For Earth Day this year, we have one simple request: don’t volunteer.

To be sure, shoveling dirt for a couple hours is nice, planting one tree does have a lifetime of impact, and picking up litter on the beach makes a big difference. But the Earth is more than a one day investment.

In our land access advocacy work at 596 Acres, we don’t seek volunteers. We don’t need people just looking to help out, pitch in, or feel good about the day they devoted to a good cause. We work with people who want to work on improving the planet, starting right at their doorsteps.

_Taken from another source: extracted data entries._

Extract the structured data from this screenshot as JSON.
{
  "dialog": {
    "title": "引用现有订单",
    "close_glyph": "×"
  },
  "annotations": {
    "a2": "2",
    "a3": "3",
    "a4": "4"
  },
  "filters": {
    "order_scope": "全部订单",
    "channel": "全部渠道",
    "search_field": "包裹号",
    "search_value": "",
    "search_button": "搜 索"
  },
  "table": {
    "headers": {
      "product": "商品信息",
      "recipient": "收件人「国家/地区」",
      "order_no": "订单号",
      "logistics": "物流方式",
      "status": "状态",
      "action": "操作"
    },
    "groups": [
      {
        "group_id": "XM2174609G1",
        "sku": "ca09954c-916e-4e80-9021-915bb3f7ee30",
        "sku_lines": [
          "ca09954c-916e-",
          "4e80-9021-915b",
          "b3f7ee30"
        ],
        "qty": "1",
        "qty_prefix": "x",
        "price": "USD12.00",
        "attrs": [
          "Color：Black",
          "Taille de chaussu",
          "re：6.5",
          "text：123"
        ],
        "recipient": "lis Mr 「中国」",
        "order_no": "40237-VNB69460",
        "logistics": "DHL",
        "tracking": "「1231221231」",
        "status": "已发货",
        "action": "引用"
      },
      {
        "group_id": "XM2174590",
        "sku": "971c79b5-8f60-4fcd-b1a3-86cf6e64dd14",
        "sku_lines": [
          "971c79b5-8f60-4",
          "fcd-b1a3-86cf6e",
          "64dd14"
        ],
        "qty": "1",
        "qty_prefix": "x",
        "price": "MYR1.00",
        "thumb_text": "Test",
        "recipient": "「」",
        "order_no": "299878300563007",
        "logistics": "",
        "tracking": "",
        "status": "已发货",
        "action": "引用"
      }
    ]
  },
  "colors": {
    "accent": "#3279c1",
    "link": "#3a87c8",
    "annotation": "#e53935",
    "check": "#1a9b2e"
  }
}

The people we support in organizing for access to vacant public lots in New York City are doing it because they want to WORK the land. Generally, they don’t work for access to become farmers, and they’re not doing it because of a trendy urban agriculture movement. They want to be able to have a community in their neighborhood that works together. They want to take down that fence that has been there for 50 years, but they want it to be a public place to share, rather than another new shoddy private condo. You can’t do that by just being a volunteer.

For Earth Day, we want you to work for your community. New York City policy and policing are too often focused on fracturing communities for the sake of quiet homogeny. But when you work for access to the vacant lot on your block, you are pushing against all of that. You are making your community safer by establishing more communication channels amongst your neighbors. You are making space for everyone in your community by literally creating space to share. And you’re doing it together, by working.

To put a finer point on it – communities are not formed by volunteers. A volunteer for a day cannot make a sustainable community group. Communities work together to accomplish a real goal. Communities work together to make a plan for how to get access. Communities together get to savor the moment of getting the fence open and entering a vacant lot . Communities work together to plant the first seeds in new garden beds, build that community-run compost bin, and attend the community event on their lot.

For Earth Day this year, we at 596 Acres challenge you, not to volunteer, but to work. Find one of our signs on a vacant lot in your neighborhood, or go to our website and put in your address. In a very crowded city where nobody feels like there’s any available space, we’ll show you possibility. And then, for this Earth Day, instead of volunteering you’ll begin to work – together, for you, your neighbors, and the Earth – for much more than a day.